ESTIMATION OF FUNCTIONAL DERIVATIVES
成果类型:
Article
署名作者:
Hall, Peter; Mueller, Hans-Georg; Yao, Fang
署名单位:
University of Melbourne; University of California System; University of California Davis; University of Toronto
刊物名称:
ANNALS OF STATISTICS
ISSN/ISSBN:
0090-5364
DOI:
10.1214/09-AOS686
发表日期:
2009
页码:
3307-3329
关键词:
regression
sample
tools
摘要:
Situations of a functional predictor paired with a scalar response are increasingly encountered in data analysis. Predictors are often appropriately modeled as square integrable smooth random functions. Imposing minimal assumptions on the nature of the functional relationship, we aim to estimate the directional derivatives and gradients of the response with respect to the predictor functions.
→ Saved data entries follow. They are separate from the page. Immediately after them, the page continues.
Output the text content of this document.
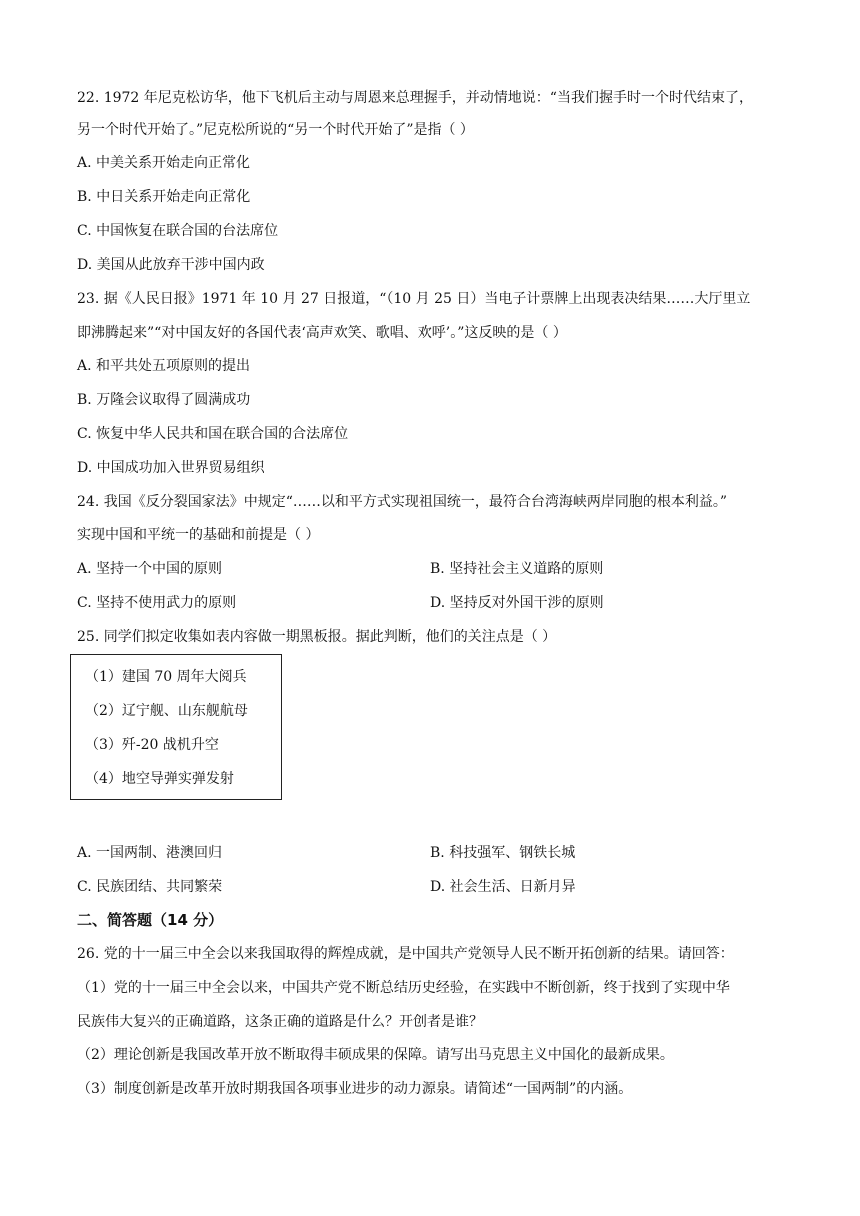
22. 1972 年尼克松访华，他下飞机后主动与周恩来总理握手，并动情地说：“当我们握手时一个时代结束了，
另一个时代开始了。”尼克松所说的“另一个时代开始了”是指（ ）
A. 中美关系开始走向正常化
B. 中日关系开始走向正常化
C. 中国恢复在联合国的台法席位
D. 美国从此放弃干涉中国内政
23. 据《人民日报》1971 年 10 月 27 日报道，“（10 月 25 日）当电子计票牌上出现表决结果……大厅里立
即沸腾起来”“对中国友好的各国代表‘高声欢笑、歌唱、欢呼’。”这反映的是（ ）
A. 和平共处五项原则的提出
B. 万隆会议取得了圆满成功
C. 恢复中华人民共和国在联合国的合法席位
D. 中国成功加入世界贸易组织
24. 我国《反分裂国家法》中规定“……以和平方式实现祖国统一，最符合台湾海峡两岸同胞的根本利益。”
实现中国和平统一的基础和前提是（ ）
A. 坚持一个中国的原则	B. 坚持社会主义道路的原则
C. 坚持不使用武力的原则	D. 坚持反对外国干涉的原则
25. 同学们拟定收集如表内容做一期黑板报。据此判断，他们的关注点是（ ）
（1）建国 70 周年大阅兵
（2）辽宁舰、山东舰航母
（3）歼-20 战机升空
（4）地空导弹实弹发射
A. 一国两制、港澳回归	B. 科技强军、钢铁长城
C. 民族团结、共同繁荣	D. 社会生活、日新月异
二、简答题（14 分）
26. 党的十一届三中全会以来我国取得的辉煌成就，是中国共产党领导人民不断开拓创新的结果。请回答：
（1）党的十一届三中全会以来，中国共产党不断总结历史经验，在实践中不断创新，终于找到了实现中华
民族伟大复兴的正确道路，这条正确的道路是什么？开创者是谁？
（2）理论创新是我国改革开放不断取得丰硕成果的保障。请写出马克思主义中国化的最新成果。
（3）制度创新是改革开放时期我国各项事业进步的动力源泉。请简述“一国两制”的内涵。
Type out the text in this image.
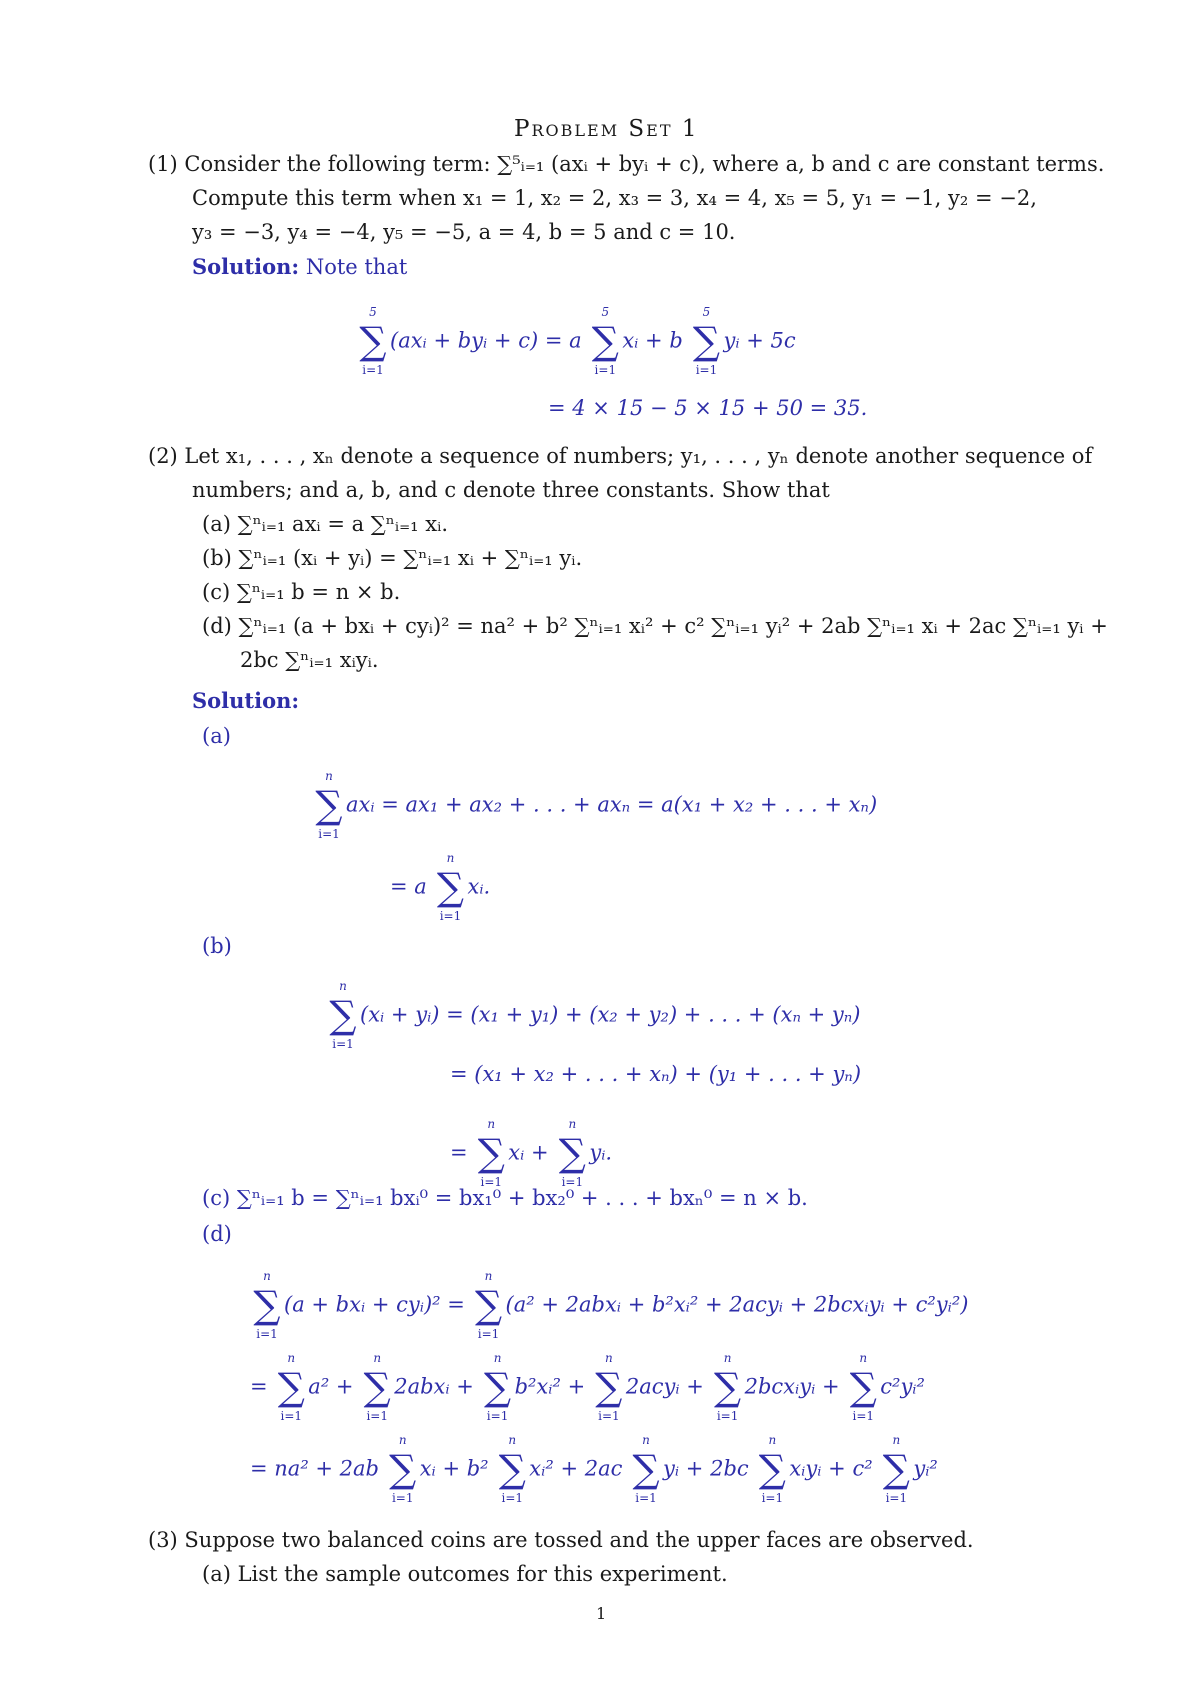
Problem Set 1
(1) Consider the following term: ∑⁵ᵢ₌₁ (axᵢ + byᵢ + c), where a, b and c are constant terms.
Compute this term when x₁ = 1, x₂ = 2, x₃ = 3, x₄ = 4, x₅ = 5, y₁ = −1, y₂ = −2,
y₃ = −3, y₄ = −4, y₅ = −5, a = 4, b = 5 and c = 10.
Solution: Note that
5
∑
i=1
(axᵢ + byᵢ + c) = a
5
∑
i=1
xᵢ + b
5
∑
i=1
yᵢ + 5c
= 4 × 15 − 5 × 15 + 50 = 35.
(2) Let x₁, . . . , xₙ denote a sequence of numbers; y₁, . . . , yₙ denote another sequence of
numbers; and a, b, and c denote three constants. Show that
(a) ∑ⁿᵢ₌₁ axᵢ = a ∑ⁿᵢ₌₁ xᵢ.
(b) ∑ⁿᵢ₌₁ (xᵢ + yᵢ) = ∑ⁿᵢ₌₁ xᵢ + ∑ⁿᵢ₌₁ yᵢ.
(c) ∑ⁿᵢ₌₁ b = n × b.
(d) ∑ⁿᵢ₌₁ (a + bxᵢ + cyᵢ)² = na² + b² ∑ⁿᵢ₌₁ xᵢ² + c² ∑ⁿᵢ₌₁ yᵢ² + 2ab ∑ⁿᵢ₌₁ xᵢ + 2ac ∑ⁿᵢ₌₁ yᵢ +
2bc ∑ⁿᵢ₌₁ xᵢyᵢ.
Solution:
(a)
n
∑
i=1
axᵢ = ax₁ + ax₂ + . . . + axₙ = a(x₁ + x₂ + . . . + xₙ)
= a
n
∑
i=1
xᵢ.
(b)
n
∑
i=1
(xᵢ + yᵢ) = (x₁ + y₁) + (x₂ + y₂) + . . . + (xₙ + yₙ)
= (x₁ + x₂ + . . . + xₙ) + (y₁ + . . . + yₙ)
=
n
∑
i=1
xᵢ +
n
∑
i=1
yᵢ.
(c) ∑ⁿᵢ₌₁ b = ∑ⁿᵢ₌₁ bxᵢ⁰ = bx₁⁰ + bx₂⁰ + . . . + bxₙ⁰ = n × b.
(d)
n
∑
i=1
(a + bxᵢ + cyᵢ)² =
n
∑
i=1
(a² + 2abxᵢ + b²xᵢ² + 2acyᵢ + 2bcxᵢyᵢ + c²yᵢ²)
=
n
∑
i=1
a² +
n
∑
i=1
2abxᵢ +
n
∑
i=1
b²xᵢ² +
n
∑
i=1
2acyᵢ +
n
∑
i=1
2bcxᵢyᵢ +
n
∑
i=1
c²yᵢ²
= na² + 2ab
n
∑
i=1
xᵢ + b²
n
∑
i=1
xᵢ² + 2ac
n
∑
i=1
yᵢ + 2bc
n
∑
i=1
xᵢyᵢ + c²
n
∑
i=1
yᵢ²
(3) Suppose two balanced coins are tossed and the upper faces are observed.
(a) List the sample outcomes for this experiment.
1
In statistical applications and data analysis, functional derivatives provide a quantitative measure of the often intricate relationship between changes in predictor trajectories and those in scalar responses. This approach provides a natural extension of classical gradient fields in vector space and provides directions of steepest descent. We suggest a kernel-based method for the nonparametric estimation of functional derivatives that utilizes the decomposition of the random predictor functions into their eigenfunctions. These eigenfunctions define a canonical set of directions into which the gradient field is expanded. The proposed method is shown to lead to asymptotically consistent estimates of functional derivatives and is illustrated in an application to growth curves.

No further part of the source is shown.